The Blood Card

The Blood Card (Stephens & Mephisto Mystery, #3)The Blood Card by Elly Griffiths
My rating: 1 of 5 stars

Oh, how I wanted to love this book.

Now let me explain–I ADORE Elly Griffiths’ Ruth Galloway. Her writing is stellar. The plotting, the characters, the way she evokes emotion from atmosphere, the sense of place…Griffiths is a wonderful writer. I recommend her all the time to my mystery book group.

So why do I so hate the Stephens and Mephisto series?

I tried, I really did. I had attempted the first in series, the Zig Zag Girl, about a year ago. I was all caught up on my Ruth Galloway installments and was eager to try Griffiths’ second series.
I couldn’t make it through the book–gave up early on. Plodding, amateurish…just not hitting the right notes.

But I was looking for a “palate cleanser” after reading a somewhat intense mystery that was filled with grit and violence.

I picked up The Blood Card, hoping that my dislike of The Zig Zag Girl was due to first-in-series-not-great syndrome.

Nope. Just didn’t like it at all.

Too many characters with no distinct personalities. Emma, who works with Stephens, is the most fleshed out character, but too little too late. She really only shines towards the end. And Tol, the Romany chef who was “good with knives,” was enjoyable. But just try to keep all the performers straight…they are interchangeable. And we meet most of them only through other people describing them, not first hand.

No sense of London and her treatment of Brighton only slightly better. But no where NEAR as awesome as how she describes Norfolk in the Galloway series. Yeah, there’s rain. Yeah, there’s the sea. That’s about as atmospheric as it gets.

The plot was ludicrous. What really struck me was its similarity to the Dr. Who episode I had just watched. The Idiot’s Lantern (aired 10 years before The Blood Card was published) was set in the days prior to the Queen’s Coronation, focused on the newness of television and how many people bought one just to watch the Coronation, and subliminal messaging through this new device. But Dr. Who–even though it was aliens (!) rather than anarchists did a way better job.

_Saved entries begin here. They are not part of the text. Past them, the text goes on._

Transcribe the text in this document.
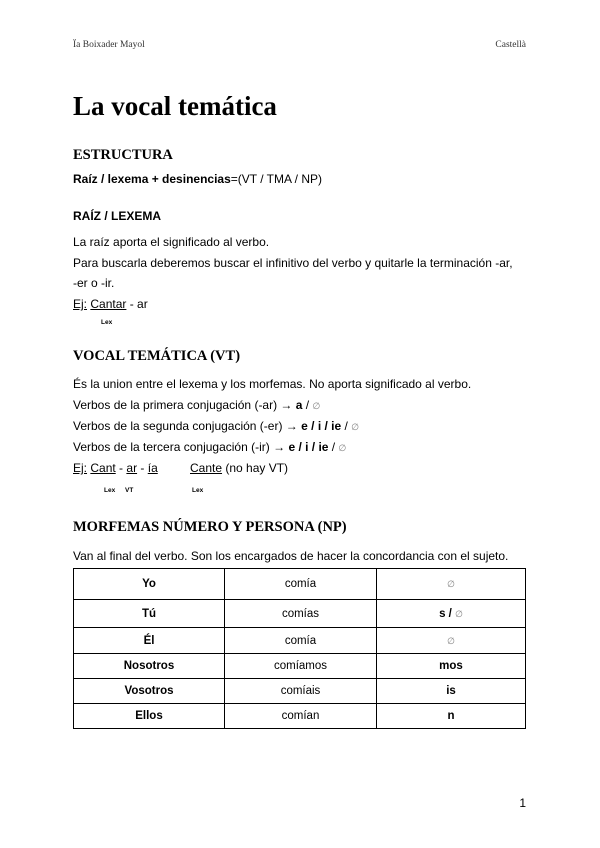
Ïa Boixader Mayol	Castellà
La vocal temática
ESTRUCTURA
Raíz / lexema + desinencias=(VT / TMA / NP)
RAÍZ / LEXEMA
La raíz aporta el significado al verbo.
Para buscarla deberemos buscar el infinitivo del verbo y quitarle la terminación -ar,
-er o -ir.
Ej: Cantar - ar
Lex
VOCAL TEMÁTICA (VT)
És la union entre el lexema y los morfemas. No aporta significado al verbo.
Verbos de la primera conjugación (-ar) → a / ∅
Verbos de la segunda conjugación (-er) → e / i / ie / ∅
Verbos de la tercera conjugación (-ir) → e / i / ie / ∅
Ej: Cant - ar - ía	Cante (no hay VT)
Lex VT	Lex
MORFEMAS NÚMERO Y PERSONA (NP)
Van al final del verbo. Son los encargados de hacer la concordancia con el sujeto.
Yo	comía	∅
Tú	comías	s / ∅
Él	comía	∅
Nosotros	comíamos	mos
Vosotros	comíais	is
Ellos	comían	n
1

And the very end; look, whenever an author is compelled to spend the end of the book explaining what happened, something is wrong. The reader should be able to understand what happened through the course of events, not needing a blow-by-blow re-cap to make sure we understand.

So my advice? If you want to continue to enjoy the brilliance of Elly Griffiths, stick to the Ruth Galloway mysteries. She shines. And if you want to read a fun mystery about the Romany and secret agents, and be enchanted by a fanciful but fun series, go straight to The Amazing Mrs. Pollifax.